To edit a proposal, from Fireware Web UI:
- Select VPN > BOVPN.
- In the Phase 2 Proposals section, select a user-defined proposal and click Edit.
- Update the settings as described in the previous section.
To edit or clone a proposal, from Policy Manager:
- Select VPN > Phase 2 Proposals.
The Phase 2 Proposals dialog box appears. - Select a proposal and click Edit or Clone.
- Update the settings as described in the previous section.
- Click OK.
Edit the Phase 2 Proposals in a BOVPN Tunnel or Virtual Interface
You can add up to eight proposals to each BOVPN tunnel or BOVPN virtual interface. If you add more than one Phase 2 proposal, the order preference for the proposal is from the top to the bottom of the list.
- To edit a BOVPN tunnel, select VPN > Branch Office VPN.
Or, to edit a BOVPN virtual interface, select VPN > BOVPN Virtual Interfaces. - Double-click an existing tunnel or BOVPN virtual interface to edit it.
- Select the Phase 2 Settings tab.
- From the drop-down list in the IPSec Proposals section, select the proposal you want to add to this tunnel.
- Click Add.
- To change the preference of a proposal in the list, select the proposal and click Move Up or Move Down.
- To remove a proposal from the list, select the proposal and click Remove.
- To edit a BOVPN tunnel, select VPN > Branch Office Tunnels.
Or, to edit a BOVPN virtual interface, select VPN > BOVPN Virtual Interfaces. - Double-click an existing tunnel or BOVPN virtual interface to edit it.
- Select the Phase 2 Settings tab.
- In the IPSec Proposals section, click Add.
The New Phase 2 Proposal dialog box appears.
- To use an existing proposal, select a proposal from the drop-down list.

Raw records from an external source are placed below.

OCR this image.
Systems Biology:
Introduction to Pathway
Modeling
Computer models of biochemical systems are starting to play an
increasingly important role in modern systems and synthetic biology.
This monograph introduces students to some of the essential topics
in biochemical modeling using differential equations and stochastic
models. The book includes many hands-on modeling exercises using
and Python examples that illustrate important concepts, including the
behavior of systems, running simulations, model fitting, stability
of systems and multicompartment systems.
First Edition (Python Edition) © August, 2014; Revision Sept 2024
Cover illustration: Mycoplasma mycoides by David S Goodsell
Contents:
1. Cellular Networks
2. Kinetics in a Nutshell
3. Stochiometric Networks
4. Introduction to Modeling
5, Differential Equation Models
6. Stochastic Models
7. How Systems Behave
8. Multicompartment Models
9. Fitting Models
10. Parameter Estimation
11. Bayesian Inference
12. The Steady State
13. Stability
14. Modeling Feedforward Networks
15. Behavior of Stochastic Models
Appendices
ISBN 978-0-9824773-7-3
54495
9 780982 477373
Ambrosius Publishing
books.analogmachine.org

- To create a new Phase 2 proposal, select Create a new Phase 2 proposal, and configure the proposal settings as described in the previous section.
- Click OK to add the proposal to the list of Phase 2 proposals.
- To change the preference of a proposal in the list, select the proposal and click Up or Down.
- To remove a proposal from the list, select the proposal and click Remove.